For me, I think imposter syndrome is largely connected to my background as a first-gen college student, and I’m a bit of a perfectionist- so I’m always critical and hard on myself. When I get caught up in these low moments of being especially hard on myself and worrying that I’m not good enough, I try to take a moment to remember where I currently am. Then, I do like to take a small amount of time to reflect on how I’ve gotten to this position.

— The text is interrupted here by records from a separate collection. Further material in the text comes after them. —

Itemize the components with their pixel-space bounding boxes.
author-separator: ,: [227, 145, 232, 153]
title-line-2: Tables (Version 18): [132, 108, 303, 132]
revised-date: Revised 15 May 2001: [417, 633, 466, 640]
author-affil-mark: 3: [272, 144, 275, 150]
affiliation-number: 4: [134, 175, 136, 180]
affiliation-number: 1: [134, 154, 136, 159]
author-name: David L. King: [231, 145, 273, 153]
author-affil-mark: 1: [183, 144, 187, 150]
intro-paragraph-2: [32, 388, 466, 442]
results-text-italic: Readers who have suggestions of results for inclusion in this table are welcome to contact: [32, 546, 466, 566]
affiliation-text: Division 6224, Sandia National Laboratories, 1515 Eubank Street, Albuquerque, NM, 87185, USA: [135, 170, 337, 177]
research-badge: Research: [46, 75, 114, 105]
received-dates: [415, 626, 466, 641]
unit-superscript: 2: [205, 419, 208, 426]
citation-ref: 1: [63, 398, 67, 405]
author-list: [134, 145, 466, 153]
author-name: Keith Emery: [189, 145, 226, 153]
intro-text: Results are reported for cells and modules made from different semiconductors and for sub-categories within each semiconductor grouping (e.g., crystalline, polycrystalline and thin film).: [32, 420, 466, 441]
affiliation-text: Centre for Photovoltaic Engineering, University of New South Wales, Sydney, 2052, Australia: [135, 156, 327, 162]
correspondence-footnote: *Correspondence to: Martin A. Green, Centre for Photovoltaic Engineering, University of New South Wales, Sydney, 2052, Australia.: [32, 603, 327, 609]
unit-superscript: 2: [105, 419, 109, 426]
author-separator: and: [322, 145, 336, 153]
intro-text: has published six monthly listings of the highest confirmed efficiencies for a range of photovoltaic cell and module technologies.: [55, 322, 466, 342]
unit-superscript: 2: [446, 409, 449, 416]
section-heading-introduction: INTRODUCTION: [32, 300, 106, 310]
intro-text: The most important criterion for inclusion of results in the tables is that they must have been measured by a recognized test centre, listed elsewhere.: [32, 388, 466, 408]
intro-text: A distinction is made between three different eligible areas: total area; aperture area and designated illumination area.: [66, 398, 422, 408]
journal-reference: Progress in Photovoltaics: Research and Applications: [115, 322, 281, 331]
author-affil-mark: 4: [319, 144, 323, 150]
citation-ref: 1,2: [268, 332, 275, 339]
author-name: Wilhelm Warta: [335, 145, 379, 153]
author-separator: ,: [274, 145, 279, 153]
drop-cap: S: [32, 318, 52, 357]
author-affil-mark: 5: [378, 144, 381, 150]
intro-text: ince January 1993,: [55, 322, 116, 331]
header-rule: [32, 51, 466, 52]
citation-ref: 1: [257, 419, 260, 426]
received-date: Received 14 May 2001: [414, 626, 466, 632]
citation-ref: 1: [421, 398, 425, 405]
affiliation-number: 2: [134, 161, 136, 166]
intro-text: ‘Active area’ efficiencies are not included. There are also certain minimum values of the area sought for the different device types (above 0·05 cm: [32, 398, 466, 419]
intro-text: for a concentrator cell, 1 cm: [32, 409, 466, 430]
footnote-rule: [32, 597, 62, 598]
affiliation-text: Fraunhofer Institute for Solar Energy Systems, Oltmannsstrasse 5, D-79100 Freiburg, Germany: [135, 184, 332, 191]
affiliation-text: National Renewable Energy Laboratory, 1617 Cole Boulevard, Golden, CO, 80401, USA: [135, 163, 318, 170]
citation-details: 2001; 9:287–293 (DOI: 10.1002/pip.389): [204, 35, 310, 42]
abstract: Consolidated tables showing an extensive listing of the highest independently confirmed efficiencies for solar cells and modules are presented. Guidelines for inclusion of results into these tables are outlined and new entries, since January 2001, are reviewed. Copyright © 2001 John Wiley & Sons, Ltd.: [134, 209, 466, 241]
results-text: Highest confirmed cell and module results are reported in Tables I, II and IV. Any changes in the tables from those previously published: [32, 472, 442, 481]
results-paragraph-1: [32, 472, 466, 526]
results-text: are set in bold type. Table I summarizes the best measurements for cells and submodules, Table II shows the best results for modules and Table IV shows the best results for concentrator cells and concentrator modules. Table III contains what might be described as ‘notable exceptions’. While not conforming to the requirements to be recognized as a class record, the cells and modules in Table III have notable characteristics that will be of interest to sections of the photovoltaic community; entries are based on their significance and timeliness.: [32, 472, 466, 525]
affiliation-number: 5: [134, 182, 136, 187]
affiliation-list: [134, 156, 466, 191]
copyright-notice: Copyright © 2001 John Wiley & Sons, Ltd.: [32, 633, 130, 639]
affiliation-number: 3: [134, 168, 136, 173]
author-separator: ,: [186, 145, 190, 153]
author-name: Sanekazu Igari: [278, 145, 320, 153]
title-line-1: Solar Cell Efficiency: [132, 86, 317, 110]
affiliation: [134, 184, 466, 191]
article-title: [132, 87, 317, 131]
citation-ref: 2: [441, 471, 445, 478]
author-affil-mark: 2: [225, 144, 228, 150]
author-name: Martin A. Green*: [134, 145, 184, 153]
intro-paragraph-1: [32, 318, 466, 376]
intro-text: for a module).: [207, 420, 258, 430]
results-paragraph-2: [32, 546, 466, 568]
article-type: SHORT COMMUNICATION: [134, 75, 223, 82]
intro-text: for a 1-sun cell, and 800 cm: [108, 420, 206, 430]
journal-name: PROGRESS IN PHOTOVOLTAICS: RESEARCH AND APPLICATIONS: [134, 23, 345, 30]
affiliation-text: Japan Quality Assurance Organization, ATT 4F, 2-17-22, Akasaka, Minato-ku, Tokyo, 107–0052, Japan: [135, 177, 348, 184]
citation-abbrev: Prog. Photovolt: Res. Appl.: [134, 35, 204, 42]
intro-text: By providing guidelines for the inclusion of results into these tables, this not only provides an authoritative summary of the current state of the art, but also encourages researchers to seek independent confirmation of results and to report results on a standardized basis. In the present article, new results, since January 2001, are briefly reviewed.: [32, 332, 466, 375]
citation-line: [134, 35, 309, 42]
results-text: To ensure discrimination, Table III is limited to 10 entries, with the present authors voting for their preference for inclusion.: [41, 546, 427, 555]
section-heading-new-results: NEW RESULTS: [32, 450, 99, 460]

If you have a moment, I want to share a trip down memory lane with you. That being a part of my journey to graduate school. I grew up in southwest Michigan, and I stayed in Michigan to obtain my undergraduate degree. During undergrad, I was exposed to many “critical factors” as I’ll call them. The first “critical factor” was a whole department of faculty who care about their students, and in particular, my first research mentor. Dr. Lee accepted me into her lab as a bright-eyed, excited, and oblivious (I had never stepped foot into a research lab before) college freshman. I began going to “the lab” in between and after classes where I would wash the lab dishes and learn from the graduate students and Dr. Lee about the research that was being conducted. The second “critical factor” was the Ronald E. McNair Scholars Program at CMU which I was accepted into during my 2nd year of college. Through the McNair Scholars Program, I was funded to do my first summer research project with Dr. Lee. More importantly, I learned that there is funding to do research in graduate school to obtain a PhD. My mind was blown! I remember thinking, “What?! They will pay me to go to school to do research and get a graduate degree?!”

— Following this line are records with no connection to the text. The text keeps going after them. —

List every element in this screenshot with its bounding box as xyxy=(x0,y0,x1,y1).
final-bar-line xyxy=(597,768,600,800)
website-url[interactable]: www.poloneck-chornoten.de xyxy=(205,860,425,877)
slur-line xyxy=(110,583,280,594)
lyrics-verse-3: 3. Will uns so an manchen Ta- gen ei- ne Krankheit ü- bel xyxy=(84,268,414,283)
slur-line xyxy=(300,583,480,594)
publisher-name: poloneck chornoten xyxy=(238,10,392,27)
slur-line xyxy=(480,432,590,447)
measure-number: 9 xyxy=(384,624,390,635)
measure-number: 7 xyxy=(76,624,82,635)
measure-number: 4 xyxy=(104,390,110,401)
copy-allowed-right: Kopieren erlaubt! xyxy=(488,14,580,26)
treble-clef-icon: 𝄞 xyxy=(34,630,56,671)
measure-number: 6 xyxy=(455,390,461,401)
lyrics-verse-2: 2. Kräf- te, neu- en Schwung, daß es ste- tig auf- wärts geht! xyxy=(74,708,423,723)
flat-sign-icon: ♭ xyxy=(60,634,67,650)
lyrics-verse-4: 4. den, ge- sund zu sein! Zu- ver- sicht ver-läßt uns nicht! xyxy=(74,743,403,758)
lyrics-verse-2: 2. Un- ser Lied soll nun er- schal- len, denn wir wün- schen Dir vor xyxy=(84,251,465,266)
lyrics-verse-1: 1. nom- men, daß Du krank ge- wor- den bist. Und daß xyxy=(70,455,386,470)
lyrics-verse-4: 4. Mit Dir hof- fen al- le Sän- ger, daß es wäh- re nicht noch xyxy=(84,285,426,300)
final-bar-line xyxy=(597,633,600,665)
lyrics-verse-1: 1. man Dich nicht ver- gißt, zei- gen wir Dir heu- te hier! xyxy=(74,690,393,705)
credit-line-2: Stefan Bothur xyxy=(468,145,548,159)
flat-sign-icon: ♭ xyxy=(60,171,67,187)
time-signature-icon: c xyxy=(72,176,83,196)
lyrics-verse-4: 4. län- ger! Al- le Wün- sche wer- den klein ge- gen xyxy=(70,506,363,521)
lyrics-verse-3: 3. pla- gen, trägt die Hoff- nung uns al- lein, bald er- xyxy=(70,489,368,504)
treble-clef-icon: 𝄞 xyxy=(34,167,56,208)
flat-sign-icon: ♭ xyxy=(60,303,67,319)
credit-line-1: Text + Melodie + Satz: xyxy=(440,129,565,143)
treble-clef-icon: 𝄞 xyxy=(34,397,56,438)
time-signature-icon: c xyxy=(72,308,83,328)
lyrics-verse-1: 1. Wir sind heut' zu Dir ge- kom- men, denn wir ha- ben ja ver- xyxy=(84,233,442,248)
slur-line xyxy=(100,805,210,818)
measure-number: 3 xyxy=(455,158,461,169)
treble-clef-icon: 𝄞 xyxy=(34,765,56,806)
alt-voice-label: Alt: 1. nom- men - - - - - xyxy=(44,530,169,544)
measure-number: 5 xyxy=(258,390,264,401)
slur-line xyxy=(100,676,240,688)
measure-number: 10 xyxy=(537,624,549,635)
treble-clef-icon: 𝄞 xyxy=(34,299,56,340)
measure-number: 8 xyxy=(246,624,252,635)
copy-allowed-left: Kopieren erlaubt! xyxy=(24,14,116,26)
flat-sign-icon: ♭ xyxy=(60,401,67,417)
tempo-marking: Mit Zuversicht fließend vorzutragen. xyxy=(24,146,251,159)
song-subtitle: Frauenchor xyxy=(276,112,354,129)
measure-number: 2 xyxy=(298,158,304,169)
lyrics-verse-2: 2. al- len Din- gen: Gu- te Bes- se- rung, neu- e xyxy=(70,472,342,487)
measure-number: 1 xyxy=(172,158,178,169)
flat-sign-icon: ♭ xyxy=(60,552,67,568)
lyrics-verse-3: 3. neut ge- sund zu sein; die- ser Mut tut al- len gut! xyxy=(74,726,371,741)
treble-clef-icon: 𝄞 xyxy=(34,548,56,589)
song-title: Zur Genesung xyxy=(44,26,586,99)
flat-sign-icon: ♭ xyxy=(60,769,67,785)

I’d like to pause here to emphasize that for me, as a first-generation college student, higher education/ graduate school was a black box. I didn’t know anything about it- from what the different degrees were, to how you apply, and any of the funding situations. Thanks to my “critical factors” (especially the McNair Scholars Program), I quickly learned all of these things and was provided the resources needed to facilitate applying to grad school, which would have likely been out of reach otherwise with my background. I continued nurturing my passion for research during undergrad and somehow managed to get accepted into a graduate program to begin the fall after I completed my Bachelor’s degree.

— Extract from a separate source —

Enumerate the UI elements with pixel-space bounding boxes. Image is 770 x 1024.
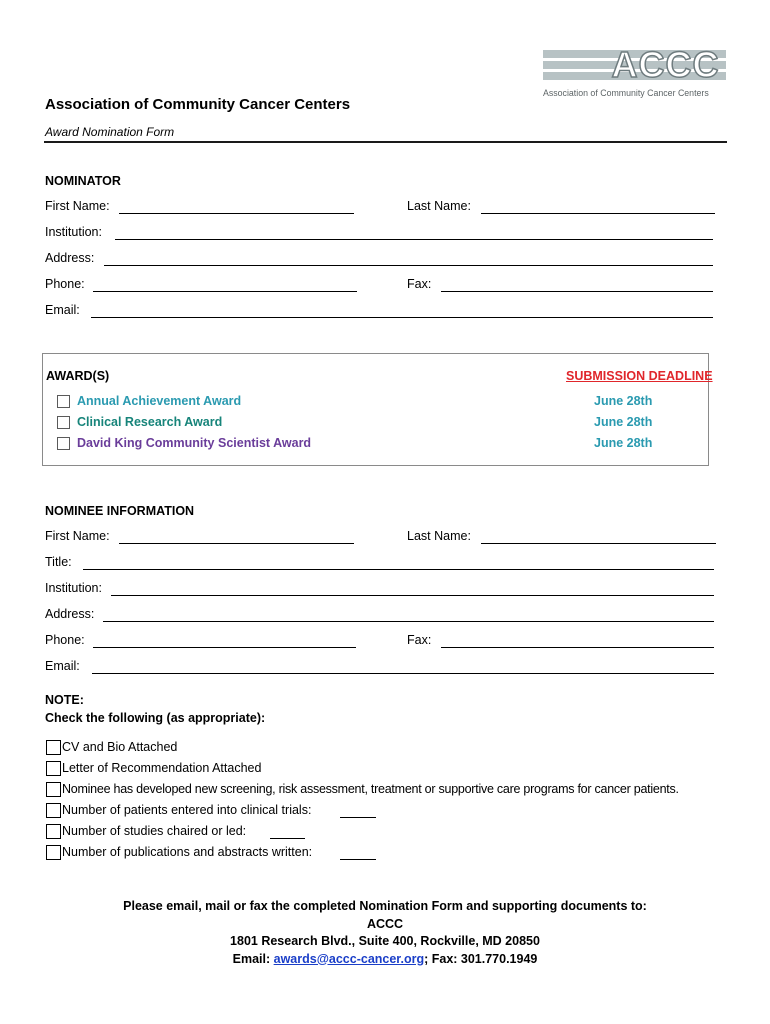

Fast forward to the present, and I’m completing my 3rd year of graduate studies. Grad school has been a learning experience unlike any other, in my opinion. Remember that it’s important to reflect on your own journey and how it’s shaped you into the person you are. Importantly, take time to be present in the moment. Grad school is filled with highs and lows, try to embrace both for what they teach you, and make the most out of each moment.


Hi there!

My name is Amanda, and I’m a graduate student studying chemical biology. I’m in denial, but I’ve just wrapped up my 3rd academic year of PhD. I’ve recently been motivated to create this blog to raise awareness to the challenges faced by many graduate students during the “roller coaster ride” that is experienced (at least by many) during the PhD.

As you can see, I’ve titled this blog, “Mindful Path to PhD” and I’ll be sharing tid bits of insight about my recent (~3 months) incorporation of mindfulness into my daily life. I hope this blog can be a place filled with positivity, and I encourage you to share your thoughts and feedback with me in a constructive and meaningful manner.

I must warn- I’m no Shakespeare, Mark Twain, or “insert famous author name here”, and I’m no Einstein, Faraday, Feynman, or “insert influential scientist name here”. In other words, I’m not a great writer, and I’m not a genius, but I hope you’ll join me on this journey to improving the well-being of graduate students all-around.